Your input ->  What is the german name of Snorlax?                                                                                                                                        
Snorlax's german name is Relaxo.
Your input ->  What is the dutch name of Snorlax?                                                                                                                                         
I don't know that translation.
sara-tagger commented 4 years ago

Thanks for submitting a pull request 🚀 @chkoss will take a look at it as soon as possible ✨

koaning commented 4 years ago

@juandes nice. This is certainly in line with how I wanted to handle this but we should perhaps discuss a few caveats.

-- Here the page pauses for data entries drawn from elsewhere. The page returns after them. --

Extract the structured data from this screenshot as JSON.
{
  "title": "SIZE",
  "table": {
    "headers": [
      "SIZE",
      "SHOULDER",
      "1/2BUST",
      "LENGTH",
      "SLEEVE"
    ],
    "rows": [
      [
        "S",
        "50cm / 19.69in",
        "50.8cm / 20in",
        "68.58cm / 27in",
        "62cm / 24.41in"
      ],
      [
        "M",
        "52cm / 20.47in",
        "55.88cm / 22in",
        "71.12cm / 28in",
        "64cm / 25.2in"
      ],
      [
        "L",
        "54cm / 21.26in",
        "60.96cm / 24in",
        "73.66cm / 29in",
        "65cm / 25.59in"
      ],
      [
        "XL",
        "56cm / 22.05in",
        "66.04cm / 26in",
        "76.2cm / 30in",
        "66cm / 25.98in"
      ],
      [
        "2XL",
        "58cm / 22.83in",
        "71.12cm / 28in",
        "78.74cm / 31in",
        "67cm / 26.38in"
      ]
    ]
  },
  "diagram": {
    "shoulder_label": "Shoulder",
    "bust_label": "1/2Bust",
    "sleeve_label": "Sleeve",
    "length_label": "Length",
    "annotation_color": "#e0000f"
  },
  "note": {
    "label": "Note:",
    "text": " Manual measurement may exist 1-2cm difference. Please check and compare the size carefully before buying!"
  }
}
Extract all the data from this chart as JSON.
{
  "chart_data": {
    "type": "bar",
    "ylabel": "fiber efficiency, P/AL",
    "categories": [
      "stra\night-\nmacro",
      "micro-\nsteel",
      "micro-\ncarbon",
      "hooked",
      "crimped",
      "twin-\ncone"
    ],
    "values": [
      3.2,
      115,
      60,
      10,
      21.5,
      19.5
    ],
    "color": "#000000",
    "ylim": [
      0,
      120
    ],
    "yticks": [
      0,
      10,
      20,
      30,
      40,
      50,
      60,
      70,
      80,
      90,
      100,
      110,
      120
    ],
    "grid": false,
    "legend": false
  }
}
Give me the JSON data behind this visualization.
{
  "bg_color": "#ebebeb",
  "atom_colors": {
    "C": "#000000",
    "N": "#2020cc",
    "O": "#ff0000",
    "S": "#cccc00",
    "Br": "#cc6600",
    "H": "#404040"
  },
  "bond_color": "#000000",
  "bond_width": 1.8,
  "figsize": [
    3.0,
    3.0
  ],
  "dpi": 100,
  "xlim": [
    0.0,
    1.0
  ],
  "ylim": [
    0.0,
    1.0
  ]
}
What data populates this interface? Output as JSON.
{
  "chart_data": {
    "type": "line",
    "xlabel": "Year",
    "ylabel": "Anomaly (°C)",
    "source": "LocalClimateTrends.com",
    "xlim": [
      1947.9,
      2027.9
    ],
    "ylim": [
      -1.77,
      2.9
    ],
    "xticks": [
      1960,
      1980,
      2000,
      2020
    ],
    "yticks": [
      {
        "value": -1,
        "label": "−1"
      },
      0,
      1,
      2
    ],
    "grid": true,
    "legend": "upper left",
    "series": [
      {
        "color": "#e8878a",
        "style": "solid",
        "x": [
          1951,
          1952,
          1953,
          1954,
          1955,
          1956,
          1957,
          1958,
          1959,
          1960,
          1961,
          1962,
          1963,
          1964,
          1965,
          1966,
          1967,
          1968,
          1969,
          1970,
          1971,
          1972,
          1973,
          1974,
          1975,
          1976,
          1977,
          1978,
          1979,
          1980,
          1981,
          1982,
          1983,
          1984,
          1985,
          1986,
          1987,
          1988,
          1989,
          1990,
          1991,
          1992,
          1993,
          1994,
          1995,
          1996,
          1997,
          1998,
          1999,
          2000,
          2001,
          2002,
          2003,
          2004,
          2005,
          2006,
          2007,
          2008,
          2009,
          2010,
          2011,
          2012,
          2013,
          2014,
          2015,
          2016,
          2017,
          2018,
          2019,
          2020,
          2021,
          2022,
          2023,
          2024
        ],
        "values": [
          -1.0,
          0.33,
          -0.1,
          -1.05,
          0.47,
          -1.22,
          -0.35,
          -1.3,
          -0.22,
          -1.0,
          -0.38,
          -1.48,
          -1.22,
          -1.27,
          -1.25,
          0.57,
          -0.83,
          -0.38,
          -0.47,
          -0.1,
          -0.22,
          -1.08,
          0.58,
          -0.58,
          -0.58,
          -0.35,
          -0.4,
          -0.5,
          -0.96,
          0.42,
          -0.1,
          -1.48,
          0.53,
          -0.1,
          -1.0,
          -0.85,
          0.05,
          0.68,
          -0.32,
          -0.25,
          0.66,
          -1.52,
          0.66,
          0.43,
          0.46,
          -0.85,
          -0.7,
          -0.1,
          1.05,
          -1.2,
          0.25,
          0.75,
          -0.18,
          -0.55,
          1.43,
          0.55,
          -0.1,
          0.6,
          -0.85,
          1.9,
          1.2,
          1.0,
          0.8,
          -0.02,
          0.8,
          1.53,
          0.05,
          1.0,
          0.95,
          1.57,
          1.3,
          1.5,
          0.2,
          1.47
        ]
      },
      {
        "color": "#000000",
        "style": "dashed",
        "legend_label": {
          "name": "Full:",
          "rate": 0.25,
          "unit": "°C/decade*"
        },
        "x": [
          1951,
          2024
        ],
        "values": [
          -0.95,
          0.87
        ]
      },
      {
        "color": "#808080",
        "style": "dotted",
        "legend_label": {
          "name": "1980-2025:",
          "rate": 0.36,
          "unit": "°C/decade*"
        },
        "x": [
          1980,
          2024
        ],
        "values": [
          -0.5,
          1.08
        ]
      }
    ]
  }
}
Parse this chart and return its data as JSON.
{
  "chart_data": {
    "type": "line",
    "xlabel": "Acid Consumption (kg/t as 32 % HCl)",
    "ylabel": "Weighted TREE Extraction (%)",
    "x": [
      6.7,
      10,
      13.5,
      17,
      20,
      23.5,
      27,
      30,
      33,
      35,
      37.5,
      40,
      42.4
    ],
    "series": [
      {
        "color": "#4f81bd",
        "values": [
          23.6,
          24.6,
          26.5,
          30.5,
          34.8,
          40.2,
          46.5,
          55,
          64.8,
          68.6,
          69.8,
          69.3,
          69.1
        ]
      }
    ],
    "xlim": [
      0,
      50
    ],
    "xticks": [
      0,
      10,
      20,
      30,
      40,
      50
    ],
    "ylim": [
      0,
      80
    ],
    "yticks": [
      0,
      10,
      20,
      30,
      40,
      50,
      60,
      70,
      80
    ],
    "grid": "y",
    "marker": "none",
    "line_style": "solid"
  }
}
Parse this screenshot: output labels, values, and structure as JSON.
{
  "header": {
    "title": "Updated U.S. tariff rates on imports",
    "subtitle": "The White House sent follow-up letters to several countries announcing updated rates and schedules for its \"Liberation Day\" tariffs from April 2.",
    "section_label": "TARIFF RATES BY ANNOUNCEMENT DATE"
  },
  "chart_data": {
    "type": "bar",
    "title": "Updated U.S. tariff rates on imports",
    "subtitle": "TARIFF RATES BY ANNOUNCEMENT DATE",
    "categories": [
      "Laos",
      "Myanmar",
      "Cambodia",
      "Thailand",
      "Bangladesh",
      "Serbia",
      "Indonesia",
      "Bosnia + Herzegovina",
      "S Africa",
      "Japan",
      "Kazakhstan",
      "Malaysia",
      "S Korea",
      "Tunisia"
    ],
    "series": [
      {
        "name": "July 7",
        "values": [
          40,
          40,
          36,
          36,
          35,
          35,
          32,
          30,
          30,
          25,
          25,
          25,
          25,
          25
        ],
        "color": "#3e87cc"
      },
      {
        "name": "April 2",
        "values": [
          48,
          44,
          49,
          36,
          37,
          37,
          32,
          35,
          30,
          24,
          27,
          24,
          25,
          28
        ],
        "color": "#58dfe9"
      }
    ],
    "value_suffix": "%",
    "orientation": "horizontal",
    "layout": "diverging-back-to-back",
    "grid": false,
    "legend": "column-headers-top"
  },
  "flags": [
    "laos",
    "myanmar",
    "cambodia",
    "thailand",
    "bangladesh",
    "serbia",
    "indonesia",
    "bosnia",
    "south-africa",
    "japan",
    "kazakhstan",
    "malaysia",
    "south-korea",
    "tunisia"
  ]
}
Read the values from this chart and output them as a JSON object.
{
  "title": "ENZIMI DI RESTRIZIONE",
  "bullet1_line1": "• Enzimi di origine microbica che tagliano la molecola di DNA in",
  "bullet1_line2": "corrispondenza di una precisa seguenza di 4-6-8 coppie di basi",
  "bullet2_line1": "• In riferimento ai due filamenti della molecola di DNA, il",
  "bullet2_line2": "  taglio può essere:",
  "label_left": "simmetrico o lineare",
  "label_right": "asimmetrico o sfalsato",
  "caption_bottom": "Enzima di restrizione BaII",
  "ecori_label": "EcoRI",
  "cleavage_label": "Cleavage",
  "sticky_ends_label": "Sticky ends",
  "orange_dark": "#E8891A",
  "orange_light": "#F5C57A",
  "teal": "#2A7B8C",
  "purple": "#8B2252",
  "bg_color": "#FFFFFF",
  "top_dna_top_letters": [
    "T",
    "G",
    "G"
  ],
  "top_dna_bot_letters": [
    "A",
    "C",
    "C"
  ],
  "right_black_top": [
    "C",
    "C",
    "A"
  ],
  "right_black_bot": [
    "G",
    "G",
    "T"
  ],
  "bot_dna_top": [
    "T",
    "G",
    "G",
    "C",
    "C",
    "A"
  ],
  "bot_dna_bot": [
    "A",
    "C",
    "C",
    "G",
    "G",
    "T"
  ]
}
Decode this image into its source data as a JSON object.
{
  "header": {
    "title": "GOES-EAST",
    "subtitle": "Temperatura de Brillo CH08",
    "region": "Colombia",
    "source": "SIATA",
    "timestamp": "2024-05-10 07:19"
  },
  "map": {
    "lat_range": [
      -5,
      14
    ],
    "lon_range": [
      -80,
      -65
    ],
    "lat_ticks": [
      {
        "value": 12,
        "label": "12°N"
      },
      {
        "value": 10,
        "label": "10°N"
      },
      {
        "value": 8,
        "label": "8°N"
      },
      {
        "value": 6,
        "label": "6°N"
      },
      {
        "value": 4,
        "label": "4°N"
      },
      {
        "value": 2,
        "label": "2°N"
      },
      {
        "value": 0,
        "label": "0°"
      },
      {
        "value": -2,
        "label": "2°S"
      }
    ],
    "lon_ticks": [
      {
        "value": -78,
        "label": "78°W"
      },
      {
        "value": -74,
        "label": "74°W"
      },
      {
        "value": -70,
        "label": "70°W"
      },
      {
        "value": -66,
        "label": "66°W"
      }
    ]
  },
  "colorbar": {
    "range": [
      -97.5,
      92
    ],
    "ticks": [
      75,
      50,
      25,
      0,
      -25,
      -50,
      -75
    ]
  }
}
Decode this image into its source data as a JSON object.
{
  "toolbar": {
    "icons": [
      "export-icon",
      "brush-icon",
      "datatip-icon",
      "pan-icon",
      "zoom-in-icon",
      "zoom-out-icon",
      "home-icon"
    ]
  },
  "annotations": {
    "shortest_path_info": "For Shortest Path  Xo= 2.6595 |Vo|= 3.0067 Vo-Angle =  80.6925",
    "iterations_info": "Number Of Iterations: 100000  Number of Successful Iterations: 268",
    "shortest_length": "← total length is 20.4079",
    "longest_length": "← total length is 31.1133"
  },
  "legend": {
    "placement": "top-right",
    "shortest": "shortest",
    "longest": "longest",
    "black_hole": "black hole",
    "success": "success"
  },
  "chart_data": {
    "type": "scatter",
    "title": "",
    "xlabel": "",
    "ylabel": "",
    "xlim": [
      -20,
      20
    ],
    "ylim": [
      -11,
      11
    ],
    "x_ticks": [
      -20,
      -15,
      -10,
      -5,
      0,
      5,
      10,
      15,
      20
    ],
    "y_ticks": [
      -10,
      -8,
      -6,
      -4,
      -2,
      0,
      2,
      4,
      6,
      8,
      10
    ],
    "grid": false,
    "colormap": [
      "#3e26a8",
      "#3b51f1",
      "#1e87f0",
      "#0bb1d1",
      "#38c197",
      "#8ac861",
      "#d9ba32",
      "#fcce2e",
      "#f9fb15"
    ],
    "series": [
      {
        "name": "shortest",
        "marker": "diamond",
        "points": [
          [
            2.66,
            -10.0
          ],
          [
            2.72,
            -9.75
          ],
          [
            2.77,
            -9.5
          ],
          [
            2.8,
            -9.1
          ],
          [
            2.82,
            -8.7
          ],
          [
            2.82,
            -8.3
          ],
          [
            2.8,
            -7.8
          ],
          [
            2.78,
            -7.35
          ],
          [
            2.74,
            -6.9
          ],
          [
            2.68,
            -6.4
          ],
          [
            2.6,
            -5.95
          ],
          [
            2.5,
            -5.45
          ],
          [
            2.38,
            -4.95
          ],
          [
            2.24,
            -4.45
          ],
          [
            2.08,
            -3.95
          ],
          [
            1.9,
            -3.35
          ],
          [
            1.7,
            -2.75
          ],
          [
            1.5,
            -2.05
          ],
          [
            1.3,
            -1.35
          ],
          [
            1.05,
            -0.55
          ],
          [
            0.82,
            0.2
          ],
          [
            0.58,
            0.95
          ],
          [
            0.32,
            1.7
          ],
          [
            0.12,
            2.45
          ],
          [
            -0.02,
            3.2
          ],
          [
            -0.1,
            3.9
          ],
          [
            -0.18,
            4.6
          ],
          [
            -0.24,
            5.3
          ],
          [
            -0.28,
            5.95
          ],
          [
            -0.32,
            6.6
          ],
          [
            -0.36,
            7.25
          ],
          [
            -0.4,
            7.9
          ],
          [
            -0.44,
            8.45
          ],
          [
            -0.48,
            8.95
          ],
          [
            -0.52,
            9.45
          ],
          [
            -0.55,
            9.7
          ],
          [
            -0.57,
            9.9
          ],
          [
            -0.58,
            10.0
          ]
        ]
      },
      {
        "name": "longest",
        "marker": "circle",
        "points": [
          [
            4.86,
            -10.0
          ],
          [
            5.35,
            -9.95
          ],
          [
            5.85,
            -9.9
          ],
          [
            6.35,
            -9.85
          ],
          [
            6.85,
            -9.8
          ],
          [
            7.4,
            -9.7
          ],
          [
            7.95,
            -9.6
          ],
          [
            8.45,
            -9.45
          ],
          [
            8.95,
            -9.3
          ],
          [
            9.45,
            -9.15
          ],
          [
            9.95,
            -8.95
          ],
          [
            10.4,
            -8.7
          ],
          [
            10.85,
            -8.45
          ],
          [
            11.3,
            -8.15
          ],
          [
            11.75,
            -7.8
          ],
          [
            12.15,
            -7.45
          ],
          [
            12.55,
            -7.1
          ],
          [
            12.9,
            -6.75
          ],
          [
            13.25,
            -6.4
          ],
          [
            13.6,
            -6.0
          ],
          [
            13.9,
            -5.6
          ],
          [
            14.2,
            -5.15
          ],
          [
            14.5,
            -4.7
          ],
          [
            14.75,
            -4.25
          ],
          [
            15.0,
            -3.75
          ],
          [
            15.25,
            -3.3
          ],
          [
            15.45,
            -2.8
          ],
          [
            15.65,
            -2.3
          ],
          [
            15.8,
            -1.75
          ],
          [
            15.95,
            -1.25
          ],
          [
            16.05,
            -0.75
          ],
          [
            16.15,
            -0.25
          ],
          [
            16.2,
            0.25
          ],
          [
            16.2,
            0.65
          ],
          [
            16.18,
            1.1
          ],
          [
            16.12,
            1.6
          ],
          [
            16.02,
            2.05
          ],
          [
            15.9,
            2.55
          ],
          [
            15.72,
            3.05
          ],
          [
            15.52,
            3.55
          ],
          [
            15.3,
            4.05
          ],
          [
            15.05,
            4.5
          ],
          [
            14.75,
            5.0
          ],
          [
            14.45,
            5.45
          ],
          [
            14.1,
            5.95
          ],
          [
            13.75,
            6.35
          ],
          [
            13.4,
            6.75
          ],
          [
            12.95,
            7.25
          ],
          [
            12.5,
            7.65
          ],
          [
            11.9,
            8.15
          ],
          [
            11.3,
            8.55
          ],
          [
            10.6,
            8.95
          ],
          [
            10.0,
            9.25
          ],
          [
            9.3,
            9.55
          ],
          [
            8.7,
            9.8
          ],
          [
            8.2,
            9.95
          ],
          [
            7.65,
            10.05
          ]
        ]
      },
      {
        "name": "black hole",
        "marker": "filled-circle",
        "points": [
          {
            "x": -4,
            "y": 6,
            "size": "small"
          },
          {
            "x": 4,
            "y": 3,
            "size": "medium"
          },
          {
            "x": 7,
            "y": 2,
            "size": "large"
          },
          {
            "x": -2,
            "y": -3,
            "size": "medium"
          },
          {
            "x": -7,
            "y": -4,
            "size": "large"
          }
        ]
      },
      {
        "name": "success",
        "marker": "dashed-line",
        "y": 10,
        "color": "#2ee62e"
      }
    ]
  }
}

  1. How hard is it to get the full pokemon name list for all the languages? Snorlax is a good start but we'd preferably also have support for other languages.
  2. How might we handle the situation if the chatbot receives a german name and we'd like to get a japanese one? Part of me wonders if this is best handled in the does_pokemon_exist action but I'm curious to hear your thoughts on it.
  3. To my knowledge the Dutch never made their own translations and always use the english version. I can also imagine that the number of possible translations is limited so we might be able to have a list of languages in a lookup table.
juandes commented 4 years ago

Hi @koaning , you have very valid points. These are my answers.

  1. How hard is it to get the full pokemon name list for all the languages? Snorlax is a good start but we'd preferably also have support for other languages.

Do you mean having all the translated names of each Pokemon? It is possible, but won't be trivial. I couldn't find any dataset listing all the languages (except for Japanese) so maybe I'll have to crawl over Bulbapedia (Pokemon wiki) and do my own Done (see comment below).

  1. _How might we handle the situation if the chatbot receives a german name and we'd like to get a japanese one? Part of me wonders if this is best handled in the does_pokemonexist action but I'm curious to hear your thoughts on it.

My first thought would be to extend the intent:name_translation entities so that instead of having an entity language we could have a given_language (German in this case), and a target_language (Japanese). This way we could use the action I'm proposing here.

  1. To my knowledge the Dutch never made their own translations and always use the english version. I can also imagine that the number of possible translations is limited so we might be able to have a list of languages in a lookup table.

The lookup table is a cool idea. I'll add it to this PR.

juandes commented 4 years ago

EDIT: I found most translations here https://github.com/sindresorhus/pokemon/tree/master/data. I'll re-do the PR :D

EDIT 2. I added the German and French names to the whole dataset. Also, now there is a language lookup file used to check if the bot supports a language. These are new examples:

Your input ->  What is the french name of Snorlax?                                                                                                                                        
Snorlax's french name is Ronflex.
Your input ->  What is the spanish name of Snorlax?                                                                                                                                       
I do not yet support that language.
Your input ->  Translate Mewtwo to german.                                                                                                                                                
Mewtwo's german name is Mewtu.
koaning commented 4 years ago

I like the extra dataset, but have you checked the license of the project where you got the data from? Either way, it would be good to mention it in the readme as a source.

I guess we still have the japanese/koreon/russian names. It'd be cool to have those but I'd prefer we translate these first into unicode so folks who understand English can read them phonetically. It's fine to have that be a seperate PR though.

juandes commented 4 years ago

The project uses an MIT license (https://github.com/sindresorhus/pokemon/blob/master/license) :)

Regarding other languages, I totally agree with you. I'll see if I can find a dataset with the name translated to Latin letters. Also, I'm not using the language datasets as they are, I simply added their data to our already existing JSON file (just to clarify). Thanks!